The impact on ethnic minorities
Afghan Witness mapped demolitions in 15 out of Kabul’s 22 Police Districts (PDs). Investigators found that residential properties were impacted in almost half of the demolitions, rendering thousands of families effectively homeless.
While the demolitions are city-wide, they appear to be impacting ethnic minorities disproportionately. One market trader remarking on the changes in the capital told Lighthouse Reports, “road expansions are happening all around Kabul, but all neighbourhoods are not suffering the same way”.
Kabul West accounted for the majority of destruction, with over 605,000 square metres of land cleared, most of which impacted residential properties. The largest residential area clearance was seen in PD 13, a predominantly Hazara area, followed by PD 17, which is home to mainly Tajik communities.
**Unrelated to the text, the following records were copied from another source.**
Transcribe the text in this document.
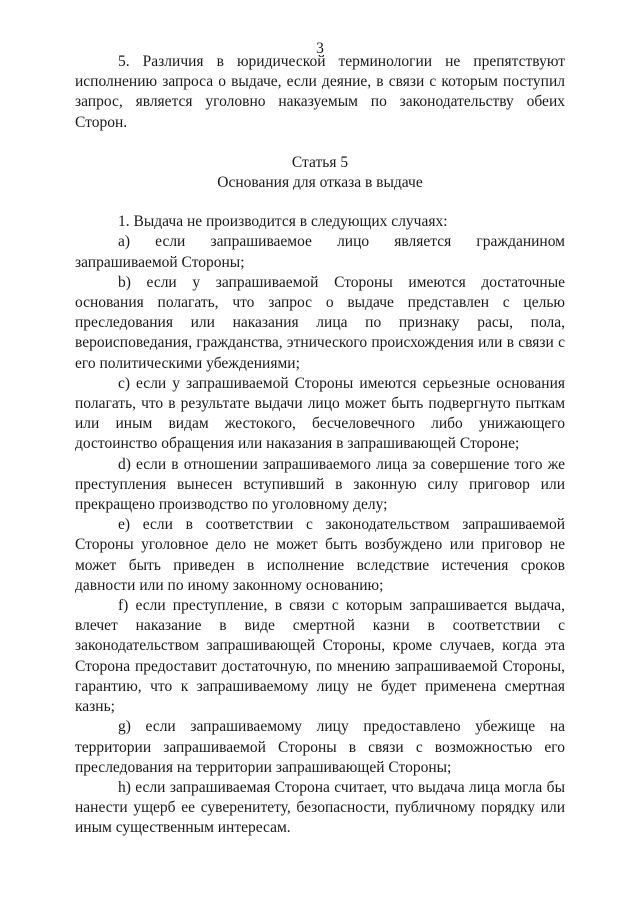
3

5. Различия в юридической терминологии не препятствуют исполнению запроса о выдаче, если деяние, в связи с которым поступил запрос, является уголовно наказуемым по законодательству обеих Сторон.

Статья 5

Основания для отказа в выдаче

1. Выдача не производится в следующих случаях:

a) если запрашиваемое лицо является гражданином запрашиваемой Стороны;

b) если у запрашиваемой Стороны имеются достаточные основания полагать, что запрос о выдаче представлен с целью преследования или наказания лица по признаку расы, пола, вероисповедания, гражданства, этнического происхождения или в связи с его политическими убеждениями;

c) если у запрашиваемой Стороны имеются серьезные основания полагать, что в результате выдачи лицо может быть подвергнуто пыткам или иным видам жестокого, бесчеловечного либо унижающего достоинство обращения или наказания в запрашивающей Стороне;

d) если в отношении запрашиваемого лица за совершение того же преступления вынесен вступивший в законную силу приговор или прекращено производство по уголовному делу;

e) если в соответствии с законодательством запрашиваемой Стороны уголовное дело не может быть возбуждено или приговор не может быть приведен в исполнение вследствие истечения сроков давности или по иному законному основанию;

f) если преступление, в связи с которым запрашивается выдача, влечет наказание в виде смертной казни в соответствии с законодательством запрашивающей Стороны, кроме случаев, когда эта Сторона предоставит достаточную, по мнению запрашиваемой Стороны, гарантию, что к запрашиваемому лицу не будет применена смертная казнь;

g) если запрашиваемому лицу предоставлено убежище на территории запрашиваемой Стороны в связи с возможностью его преследования на территории запрашивающей Стороны;

h) если запрашиваемая Сторона считает, что выдача лица могла бы нанести ущерб ее суверенитету, безопасности, публичному порядку или иным существенным интересам.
Reports of chaos and violence
Over a third of the total area of land demolished impacted informal settlements housing Internally Displaced Persons (IDPs) and displaced Afghans returning from neighbouring countries. These were located across the North, East and West of Kabul.
Kabul’s informal settlements are typically home to low-income residents previously displaced by conflict or climate in Afghanistan. Residents rarely have documents and face constant eviction threats. However, many have lived there for years – a September 2023 survey found that 49% of all households in Kabul informal settlements had lived there for over five years, and 12% for over ten years.
Residents say they have no space to challenge the demolitions of their homes under the current administration. Speaking to Lighthouse Reports, one resident from an informal settlement in north Kabul’s PD4, which was demolished in August this year, said: “There is no place to complain, and even if you complain, there is no one to hear you”.
The Kabul municipality posted a series of photos on X (formerly Twitter) showing bulldozers destroying the structures on 4 August 2024. It stated that the land had been seized by “opportunists and usurpers” and was being “cleaned”.
Residents told Lighthouse Reports that their houses were demolished while people were still inside them, causing multiple injuries. One resident likened the scene to the earthquake in Herat, with houses and belongings buried.
Demolitions have left families in precarious situations. Without the money to rent a house in the nearby areas, one resident who lived in the settlement for the last 20 years said he is now living in an abandoned factory. “We don’t even have tents, we have just shelters that we made from plastic pieces…some days, we don’t have anything to eat, we sleep with an empty stomach.”
During the demolition of another large informal settlement in July 2023, this time in PD 22, east Kabul, field teams working for the Norwegian Refugee Council (NRC) were told by evicted families that a four-year-old and 15-year-old lost their lives. The NRC estimates that over 2,000 families were left homeless.
A resident from that settlement described the scene to Lighthouse Reports: “Women, children and elderly men were begging for them to stop the destruction until we can find a shelter, but they wouldn’t listen … They had pipes and sticks in their hands and they wouldn’t let anyone say a single word.”
He claims to have lost a niece in the aftermath of the demolition after the family were left without shelter in the summer heat. According to the man, the young girl had diarrhoea and was taken to hospital after losing consciousness and later died.